Thomas Pennington, 49, was charged in 2011 with one count of murder in the second-degree, a first-degree felony, in connection with the 1986 strangling death of his ex-girlfriend, Patricia Ramirez, whose body was found above Salt Lake City's Memory Grove on July 13, 1986.
The 20-year-old woman was last seen alive on July 8, 1986, in downtown Salt Lake City
But at the time of Ramirez's death, Pennington was in living in Kansas City, Mo., and working in nearby Kansas City, Kan,, according to a motion filed in May 2013 by defense attorneys Michael Sikora and Maren Larson.
The motion claims that payroll records from the University of Kansas Medical Center show Pennington was working an average of 40 hours a week from June 29, 1986, until July 26, 1986.
Furthermore, Pennington was married in Kansas City, Mo., on June 7, 1986, as attested to by a marriage license, and a photograph of the newly married couple with the pastor who performed the service, according to the defense motion.
The motion was filed with a request for a bail reduction in light of the "powerful evidence of alibi and actual innocence."
Documents filed in 3rd District Court asked Judge Vernice Trease to dismiss the case, without prejudice, meaning it can be filed again, to give authorities time to investigate "potential alibi evidence." Trease signed the dismissal documents Thursday morning one day before Pennington was to appear at a change-of-plea hearing to potentially resolve the case.

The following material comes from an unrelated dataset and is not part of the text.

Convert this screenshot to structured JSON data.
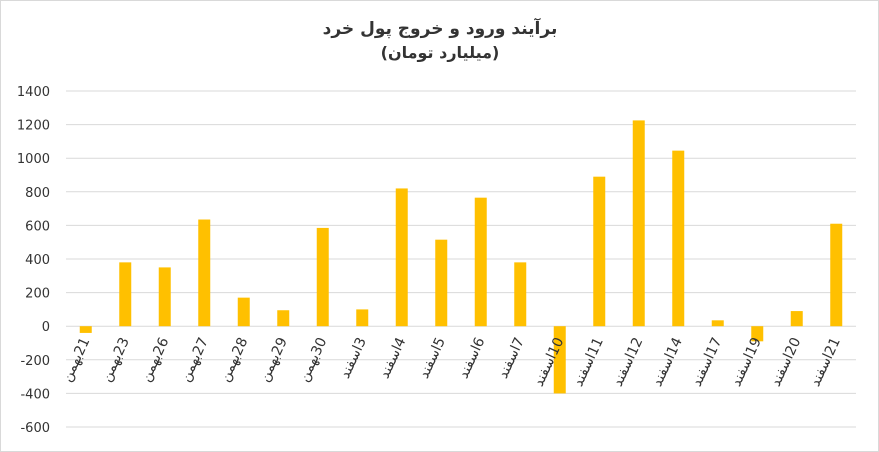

Pennington will remain in jail, however, based on two 2014 drug cases that occurred while he was free on supervised release, which was granted in March 2014, and for which bail was set at a total of $125,000.

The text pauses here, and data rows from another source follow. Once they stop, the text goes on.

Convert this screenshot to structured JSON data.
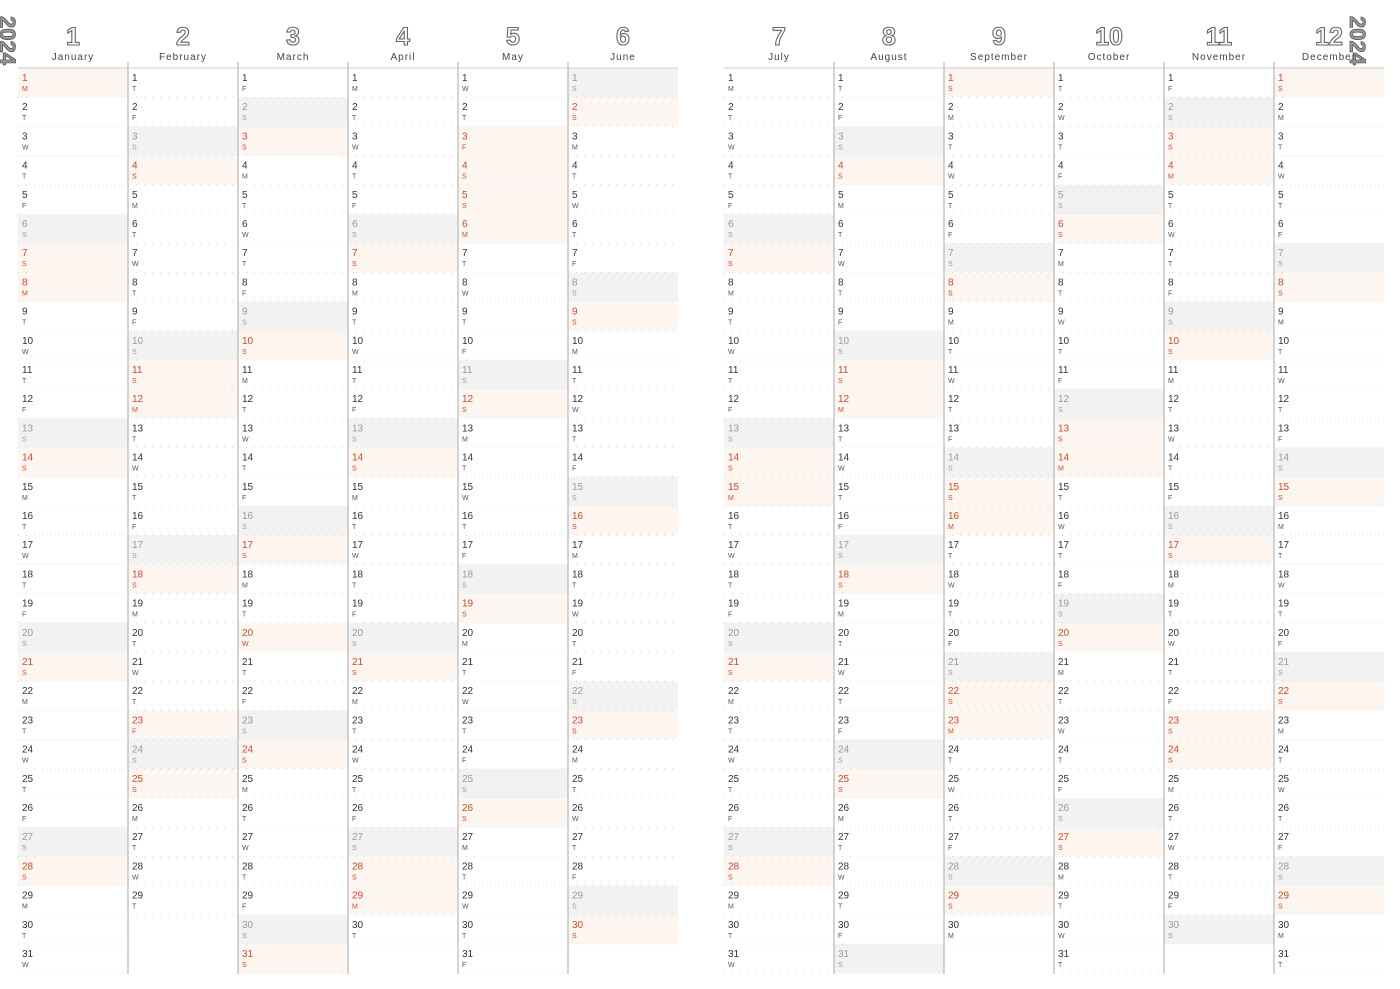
{
  "year": "2024",
  "months": [
    {
      "number": 1,
      "name": "January",
      "days": [
        1,
        2,
        3,
        4,
        5,
        6,
        7,
        8,
        9,
        10,
        11,
        12,
        13,
        14,
        15,
        16,
        17,
        18,
        19,
        20,
        21,
        22,
        23,
        24,
        25,
        26,
        27,
        28,
        29,
        30,
        31
      ],
      "weekdays": [
        "M",
        "T",
        "W",
        "T",
        "F",
        "S",
        "S",
        "M",
        "T",
        "W",
        "T",
        "F",
        "S",
        "S",
        "M",
        "T",
        "W",
        "T",
        "F",
        "S",
        "S",
        "M",
        "T",
        "W",
        "T",
        "F",
        "S",
        "S",
        "M",
        "T",
        "W"
      ],
      "red": [
        1,
        7,
        8,
        14,
        21,
        28
      ],
      "gray": [
        6,
        13,
        20,
        27
      ]
    },
    {
      "number": 2,
      "name": "February",
      "days": [
        1,
        2,
        3,
        4,
        5,
        6,
        7,
        8,
        9,
        10,
        11,
        12,
        13,
        14,
        15,
        16,
        17,
        18,
        19,
        20,
        21,
        22,
        23,
        24,
        25,
        26,
        27,
        28,
        29
      ],
      "weekdays": [
        "T",
        "F",
        "S",
        "S",
        "M",
        "T",
        "W",
        "T",
        "F",
        "S",
        "S",
        "M",
        "T",
        "W",
        "T",
        "F",
        "S",
        "S",
        "M",
        "T",
        "W",
        "T",
        "F",
        "S",
        "S",
        "M",
        "T",
        "W",
        "T"
      ],
      "red": [
        4,
        11,
        12,
        18,
        23,
        25
      ],
      "gray": [
        3,
        10,
        17,
        24
      ]
    },
    {
      "number": 3,
      "name": "March",
      "days": [
        1,
        2,
        3,
        4,
        5,
        6,
        7,
        8,
        9,
        10,
        11,
        12,
        13,
        14,
        15,
        16,
        17,
        18,
        19,
        20,
        21,
        22,
        23,
        24,
        25,
        26,
        27,
        28,
        29,
        30,
        31
      ],
      "weekdays": [
        "F",
        "S",
        "S",
        "M",
        "T",
        "W",
        "T",
        "F",
        "S",
        "S",
        "M",
        "T",
        "W",
        "T",
        "F",
        "S",
        "S",
        "M",
        "T",
        "W",
        "T",
        "F",
        "S",
        "S",
        "M",
        "T",
        "W",
        "T",
        "F",
        "S",
        "S"
      ],
      "red": [
        3,
        10,
        17,
        20,
        24,
        31
      ],
      "gray": [
        2,
        9,
        16,
        23,
        30
      ]
    },
    {
      "number": 4,
      "name": "April",
      "days": [
        1,
        2,
        3,
        4,
        5,
        6,
        7,
        8,
        9,
        10,
        11,
        12,
        13,
        14,
        15,
        16,
        17,
        18,
        19,
        20,
        21,
        22,
        23,
        24,
        25,
        26,
        27,
        28,
        29,
        30
      ],
      "weekdays": [
        "M",
        "T",
        "W",
        "T",
        "F",
        "S",
        "S",
        "M",
        "T",
        "W",
        "T",
        "F",
        "S",
        "S",
        "M",
        "T",
        "W",
        "T",
        "F",
        "S",
        "S",
        "M",
        "T",
        "W",
        "T",
        "F",
        "S",
        "S",
        "M",
        "T"
      ],
      "red": [
        7,
        14,
        21,
        28,
        29
      ],
      "gray": [
        6,
        13,
        20,
        27
      ]
    },
    {
      "number": 5,
      "name": "May",
      "days": [
        1,
        2,
        3,
        4,
        5,
        6,
        7,
        8,
        9,
        10,
        11,
        12,
        13,
        14,
        15,
        16,
        17,
        18,
        19,
        20,
        21,
        22,
        23,
        24,
        25,
        26,
        27,
        28,
        29,
        30,
        31
      ],
      "weekdays": [
        "W",
        "T",
        "F",
        "S",
        "S",
        "M",
        "T",
        "W",
        "T",
        "F",
        "S",
        "S",
        "M",
        "T",
        "W",
        "T",
        "F",
        "S",
        "S",
        "M",
        "T",
        "W",
        "T",
        "F",
        "S",
        "S",
        "M",
        "T",
        "W",
        "T",
        "F"
      ],
      "red": [
        3,
        4,
        5,
        6,
        12,
        19,
        26
      ],
      "gray": [
        11,
        18,
        25
      ]
    },
    {
      "number": 6,
      "name": "June",
      "days": [
        1,
        2,
        3,
        4,
        5,
        6,
        7,
        8,
        9,
        10,
        11,
        12,
        13,
        14,
        15,
        16,
        17,
        18,
        19,
        20,
        21,
        22,
        23,
        24,
        25,
        26,
        27,
        28,
        29,
        30
      ],
      "weekdays": [
        "S",
        "S",
        "M",
        "T",
        "W",
        "T",
        "F",
        "S",
        "S",
        "M",
        "T",
        "W",
        "T",
        "F",
        "S",
        "S",
        "M",
        "T",
        "W",
        "T",
        "F",
        "S",
        "S",
        "M",
        "T",
        "W",
        "T",
        "F",
        "S",
        "S"
      ],
      "red": [
        2,
        9,
        16,
        23,
        30
      ],
      "gray": [
        1,
        8,
        15,
        22,
        29
      ]
    },
    {
      "number": 7,
      "name": "July",
      "days": [
        1,
        2,
        3,
        4,
        5,
        6,
        7,
        8,
        9,
        10,
        11,
        12,
        13,
        14,
        15,
        16,
        17,
        18,
        19,
        20,
        21,
        22,
        23,
        24,
        25,
        26,
        27,
        28,
        29,
        30,
        31
      ],
      "weekdays": [
        "M",
        "T",
        "W",
        "T",
        "F",
        "S",
        "S",
        "M",
        "T",
        "W",
        "T",
        "F",
        "S",
        "S",
        "M",
        "T",
        "W",
        "T",
        "F",
        "S",
        "S",
        "M",
        "T",
        "W",
        "T",
        "F",
        "S",
        "S",
        "M",
        "T",
        "W"
      ],
      "red": [
        7,
        14,
        15,
        21,
        28
      ],
      "gray": [
        6,
        13,
        20,
        27
      ]
    },
    {
      "number": 8,
      "name": "August",
      "days": [
        1,
        2,
        3,
        4,
        5,
        6,
        7,
        8,
        9,
        10,
        11,
        12,
        13,
        14,
        15,
        16,
        17,
        18,
        19,
        20,
        21,
        22,
        23,
        24,
        25,
        26,
        27,
        28,
        29,
        30,
        31
      ],
      "weekdays": [
        "T",
        "F",
        "S",
        "S",
        "M",
        "T",
        "W",
        "T",
        "F",
        "S",
        "S",
        "M",
        "T",
        "W",
        "T",
        "F",
        "S",
        "S",
        "M",
        "T",
        "W",
        "T",
        "F",
        "S",
        "S",
        "M",
        "T",
        "W",
        "T",
        "F",
        "S"
      ],
      "red": [
        4,
        11,
        12,
        18,
        25
      ],
      "gray": [
        3,
        10,
        17,
        24,
        31
      ]
    },
    {
      "number": 9,
      "name": "September",
      "days": [
        1,
        2,
        3,
        4,
        5,
        6,
        7,
        8,
        9,
        10,
        11,
        12,
        13,
        14,
        15,
        16,
        17,
        18,
        19,
        20,
        21,
        22,
        23,
        24,
        25,
        26,
        27,
        28,
        29,
        30
      ],
      "weekdays": [
        "S",
        "M",
        "T",
        "W",
        "T",
        "F",
        "S",
        "S",
        "M",
        "T",
        "W",
        "T",
        "F",
        "S",
        "S",
        "M",
        "T",
        "W",
        "T",
        "F",
        "S",
        "S",
        "M",
        "T",
        "W",
        "T",
        "F",
        "S",
        "S",
        "M"
      ],
      "red": [
        1,
        8,
        15,
        16,
        22,
        23,
        29
      ],
      "gray": [
        7,
        14,
        21,
        28
      ]
    },
    {
      "number": 10,
      "name": "October",
      "days": [
        1,
        2,
        3,
        4,
        5,
        6,
        7,
        8,
        9,
        10,
        11,
        12,
        13,
        14,
        15,
        16,
        17,
        18,
        19,
        20,
        21,
        22,
        23,
        24,
        25,
        26,
        27,
        28,
        29,
        30,
        31
      ],
      "weekdays": [
        "T",
        "W",
        "T",
        "F",
        "S",
        "S",
        "M",
        "T",
        "W",
        "T",
        "F",
        "S",
        "S",
        "M",
        "T",
        "W",
        "T",
        "F",
        "S",
        "S",
        "M",
        "T",
        "W",
        "T",
        "F",
        "S",
        "S",
        "M",
        "T",
        "W",
        "T"
      ],
      "red": [
        6,
        13,
        14,
        20,
        27
      ],
      "gray": [
        5,
        12,
        19,
        26
      ]
    },
    {
      "number": 11,
      "name": "November",
      "days": [
        1,
        2,
        3,
        4,
        5,
        6,
        7,
        8,
        9,
        10,
        11,
        12,
        13,
        14,
        15,
        16,
        17,
        18,
        19,
        20,
        21,
        22,
        23,
        24,
        25,
        26,
        27,
        28,
        29,
        30
      ],
      "weekdays": [
        "F",
        "S",
        "S",
        "M",
        "T",
        "W",
        "T",
        "F",
        "S",
        "S",
        "M",
        "T",
        "W",
        "T",
        "F",
        "S",
        "S",
        "M",
        "T",
        "W",
        "T",
        "F",
        "S",
        "S",
        "M",
        "T",
        "W",
        "T",
        "F",
        "S"
      ],
      "red": [
        3,
        4,
        10,
        17,
        23,
        24
      ],
      "gray": [
        2,
        9,
        16,
        30
      ]
    },
    {
      "number": 12,
      "name": "December",
      "days": [
        1,
        2,
        3,
        4,
        5,
        6,
        7,
        8,
        9,
        10,
        11,
        12,
        13,
        14,
        15,
        16,
        17,
        18,
        19,
        20,
        21,
        22,
        23,
        24,
        25,
        26,
        27,
        28,
        29,
        30,
        31
      ],
      "weekdays": [
        "S",
        "M",
        "T",
        "W",
        "T",
        "F",
        "S",
        "S",
        "M",
        "T",
        "W",
        "T",
        "F",
        "S",
        "S",
        "M",
        "T",
        "W",
        "T",
        "F",
        "S",
        "S",
        "M",
        "T",
        "W",
        "T",
        "F",
        "S",
        "S",
        "M",
        "T"
      ],
      "red": [
        1,
        8,
        15,
        22,
        29
      ],
      "gray": [
        7,
        14,
        21,
        28
      ]
    }
  ]
}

Prosecutors charged Pennington with the homicide in June 2011 after two witnesses told police he had made statements about the slaying at a July 8, 1986, party.

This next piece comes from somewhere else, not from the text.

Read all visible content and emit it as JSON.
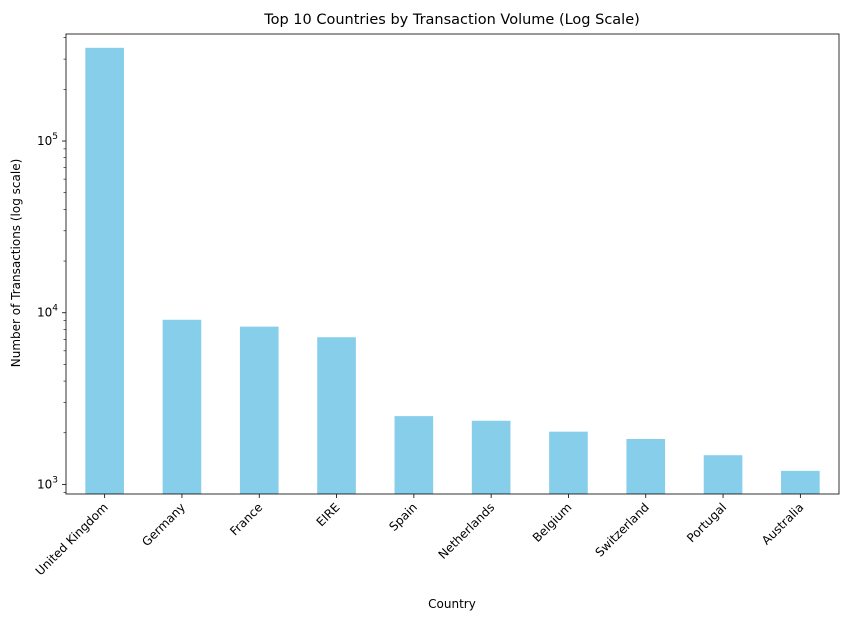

A third witness, Joel Murray, told officers that he drove Pennington and two others to a spot on Bonneville Boulevard above Memory Grove where they disposed of a heavy, wrapped package.
During a preliminary hearing in 2012, the driver, Murray, said Pennington, had asked him if he wanted a look inside and said, "I have this secret; do you want to know what it is?"
"I got this bad feeling, this weird feeling," Murray testified, adding that he didn't want to know Pennington's secret. "... I believed it was a human body."
When Ramirez's body was found July 13, 1986, police said her shirt was open and her bra torn in half. The other half was wrapped around her neck and had apparently been used to strangle her, a medical examiner said.
Pennington had entered a not guilty plea to the murder charge during a November 2012 hearing and was facing a life prison sentence if convicted.
At the time he was charged, Pennington, who went by the nickname "Peanut," was incarcerated in Missouri for child molestation and failing to register as a sex offender.